Revenons aux morilles : la plus difficile à trouver est la première. Ensuite on se dit qu'il doit nécessairement y en avoir d'autres ... Et ... non, pas toujours. Le problème, lorsqu'on s'est fixé de parcourir beaucoup de kilomètres, c'est d'en trouver une au sortir de la voiture ! C'est ce qui nous est arrivé hier ! Et je ne vous dis pas le temps perdu à chercher en vain ses frangines ! Une et une seule, prise dans la gelée du petit matin, au bord du torrent, et la suivante, une bonne demi-heure de marche plus tard ! Mais petit à petit, l'oiseau fait son nid, il faut s'armer de patience et surtout profiter de la beauté des lieux : de ce torrent de montagne devenu rivière en furie, grossi par les eaux de neige et les pluies incessantes ; de ce vautour tournant au-dessus de nous ; de ce brocard dérangé, aboyant à quelques dizaines de mètres, de ce minuscule mais si bruyant troglodyte mignon ; du vol de cette merveille de la nature qu’est le cincle plongeur ; de ce lézard vert se réchauffant sur une pierre ; des premiers orchis de montagne (les Alpes regorgent d’orchidées, toutes plus splendides les unes que les autres) faisant timidement leur apparition ; des prèles qui faisaient battre mon coeur de jeune chercheur, certain d'avoir trouvé un champ de morilles, la première fois qu’il en a vus !

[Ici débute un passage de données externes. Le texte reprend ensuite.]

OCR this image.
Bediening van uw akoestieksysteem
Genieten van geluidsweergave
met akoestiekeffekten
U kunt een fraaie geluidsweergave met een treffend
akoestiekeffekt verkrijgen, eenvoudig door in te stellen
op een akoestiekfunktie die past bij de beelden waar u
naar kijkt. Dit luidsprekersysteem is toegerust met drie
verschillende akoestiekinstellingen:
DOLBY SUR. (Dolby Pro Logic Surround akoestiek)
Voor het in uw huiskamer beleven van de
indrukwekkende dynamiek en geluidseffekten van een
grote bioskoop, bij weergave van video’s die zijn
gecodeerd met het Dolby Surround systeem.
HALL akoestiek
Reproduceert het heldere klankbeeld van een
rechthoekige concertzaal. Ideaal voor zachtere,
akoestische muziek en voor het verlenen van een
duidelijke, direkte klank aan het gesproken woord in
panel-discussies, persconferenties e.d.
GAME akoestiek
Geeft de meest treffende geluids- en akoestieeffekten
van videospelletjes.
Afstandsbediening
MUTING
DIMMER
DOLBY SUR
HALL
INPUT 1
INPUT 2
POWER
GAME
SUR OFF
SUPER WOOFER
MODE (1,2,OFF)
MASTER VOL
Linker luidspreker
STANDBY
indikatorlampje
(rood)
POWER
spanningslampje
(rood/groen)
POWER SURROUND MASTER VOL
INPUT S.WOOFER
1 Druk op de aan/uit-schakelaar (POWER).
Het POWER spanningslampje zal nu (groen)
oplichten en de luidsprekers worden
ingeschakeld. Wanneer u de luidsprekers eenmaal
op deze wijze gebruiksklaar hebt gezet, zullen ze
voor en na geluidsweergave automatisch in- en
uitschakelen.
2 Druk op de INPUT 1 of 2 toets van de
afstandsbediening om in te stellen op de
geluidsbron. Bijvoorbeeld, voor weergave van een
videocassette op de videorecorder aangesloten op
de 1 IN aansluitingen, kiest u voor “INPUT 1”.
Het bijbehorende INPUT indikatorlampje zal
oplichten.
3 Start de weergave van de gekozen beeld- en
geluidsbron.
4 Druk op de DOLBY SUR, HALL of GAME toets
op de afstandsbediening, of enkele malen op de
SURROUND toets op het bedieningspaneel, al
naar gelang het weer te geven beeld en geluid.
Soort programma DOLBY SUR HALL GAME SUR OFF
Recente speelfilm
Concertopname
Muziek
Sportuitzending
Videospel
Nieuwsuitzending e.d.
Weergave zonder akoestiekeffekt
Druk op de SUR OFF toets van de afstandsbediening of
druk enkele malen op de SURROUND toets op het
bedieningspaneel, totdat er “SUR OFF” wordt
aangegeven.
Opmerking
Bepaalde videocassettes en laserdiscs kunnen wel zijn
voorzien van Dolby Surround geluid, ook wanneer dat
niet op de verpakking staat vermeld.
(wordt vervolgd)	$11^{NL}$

Oui, c'est bien un vautour. Il y en a aussi... (photo prise l'an dernier au même endroit. Je n'ai pu shooter celui d'hier, je n'avais que le petit Leica)
Une verpe, de la même famille que les morilles
Et une Oreille de singe - Pézize veinée, encore une cousine. Pas mauvaise d'ailleurs.
Des prèles. La première fois que gamin, j'en ai trouvé, je croyais que j'avais découvert un champ de morilles !
Oui, la montagne est belle et généreuse et ce qu'elle offre à nos regards fait oublier la lourdeur des jambes. Et je ne vous parle pas des exhalaisons de thym, de serpolet, de pebre d'aï (poivre des ânes en Provençal - sarriette).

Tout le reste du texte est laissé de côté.